By Rebecca Aboagyewah Oppong | Veebeckz Tech Media | Published on 25th July, 2024
In a brightly lit office in Accra, a young data scientist runs a sentiment analysis on a dataset of Ghanaian tweets. Across the continent in Lagos, a startup founder is deploying a loan approval algorithm trained on historical mobile money data. Meanwhile, in Nairobi, a police department tests facial recognition tools to enhance public security. All of these are powered by artificial intelligence. But behind every algorithm lies a deeper, often invisible question: whose values are encoded, whose voices are excluded, and who ultimately benefits?
Artificial Intelligence (AI) is often portrayed as a neutral force of progress—intelligent, efficient, and unbiased. But the truth is more complicated. AI is not magic. It is made. And what it is made of—data, assumptions, objectives—reflects the people and systems that create it. For Africa, a continent still navigating postcolonial power structures, economic inequality, and cultural diversity, the ethical concerns around AI are not just theoretical—they are immediate and deeply personal.
One of the foremost ethical concerns is bias in datasets. Machine learning systems learn from data, and data carries the fingerprints of the societies it’s collected from. Most publicly available datasets used in AI research are dominated by Western sources—faces from European populations, voices with American accents, financial patterns from middle-class economies. When these datasets are used to build systems in African contexts, the results can be not just inaccurate, but dangerous.
In facial recognition, for instance, numerous studies—including those from MIT’s Media Lab—have shown that commercial AI systems misidentify dark-skinned faces far more often than light-skinned ones. This isn’t just a bug—it’s a byproduct of exclusion. In Ghana, where biometric systems are used for elections, social protection, and security, an AI error is not a minor inconvenience—it could mean disenfranchisement, denial of services, or false accusations.

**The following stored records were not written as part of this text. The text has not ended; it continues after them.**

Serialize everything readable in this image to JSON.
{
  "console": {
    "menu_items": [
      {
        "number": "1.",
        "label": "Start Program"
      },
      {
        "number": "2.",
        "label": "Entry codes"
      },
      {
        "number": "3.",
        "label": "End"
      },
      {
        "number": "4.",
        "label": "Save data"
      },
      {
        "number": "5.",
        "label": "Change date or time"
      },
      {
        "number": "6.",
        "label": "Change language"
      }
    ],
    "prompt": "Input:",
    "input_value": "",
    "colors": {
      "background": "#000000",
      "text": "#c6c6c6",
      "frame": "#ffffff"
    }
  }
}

Then there’s the issue of automation and employment. AI-powered platforms are increasingly being used in hiring processes, customer service, banking, and retail. But what happens when a bank uses an AI system to filter loan applicants and that system has been trained on data that disproportionately excludes women, the unbanked, or those from certain regions? In many African countries, where labor markets are informal and traditional CVs don’t tell the whole story, rigid AI filtering systems could reinforce exclusion instead of dismantling it.
The lack of local control and transparency in AI systems is another major concern. Many of the AI tools used across Africa are developed by companies outside the continent. Their algorithms are black boxes, their decision-making criteria proprietary. Local businesses and governments use these tools without fully understanding how they work. This creates a power imbalance where decisions affecting Africans’ lives—whether about credit, healthcare, or policing—are being made by systems we neither build nor control.
There is also growing unease about surveillance and AI in governance. While AI can help detect fraud, manage traffic, and enhance security, it can also be weaponized for political control. Several African governments have acquired surveillance technologies that include AI facial recognition and internet monitoring, often with minimal public oversight. Without strong data protection laws, the potential for abuse is enormous. What begins as a tool for tracking criminals can easily become a tool for tracking activists, journalists, or ordinary citizens.
Moreover, data ownership and consent are often overlooked in the AI conversation. In many African countries, digital literacy is still growing. People may not fully understand how their personal data is being collected, stored, or used. When a farmer signs up for a weather app, is she aware that her behavioral patterns might be used to train agricultural AI tools for commercial entities? When schoolchildren use free educational platforms, who owns the learning data generated? Consent must be informed, not assumed—and in most cases, it simply isn’t.
But all is not bleak. Across the continent, a movement is growing to decolonize and democratize AI. In Nigeria, the Data Science Nigeria initiative is training local AI talent with a mission to make solutions for African problems, not just adapt Western tools. The Masakhane Project, a pan-African collective of NLP researchers, is building language models that recognize and process African languages—from Twi and Yoruba to Xhosa and Swahili. These efforts are vital. They assert that Africa is not just a passive recipient of AI but a creator, custodian, and ethical voice in its evolution.
Ghana has a unique role to play in this journey. With its robust education sector, growing startup ecosystem, and increasing policy focus on digital inclusion, the country can become a hub for ethical AI innovation. But it will require deliberate choices. Our universities must embed ethics in computer science and data science programs. Our regulators must demand transparency and accountability in AI deployment. Our innovators must think beyond profit and consider long-term social impact. And our citizens must be educated about their digital rights and empowered to ask the hard questions.
The future of AI in Africa should not be a copy-paste from the Global North. It must reflect our realities, respect our diversity, and protect our people. Ethical AI isn’t a luxury. It’s the foundation for trust, inclusion, and sustainable innovation. And the time to shape it is now.
“Algorithms are not neutral. They reflect the societies that train them. Africa must shape its own intelligence—artificial or not.”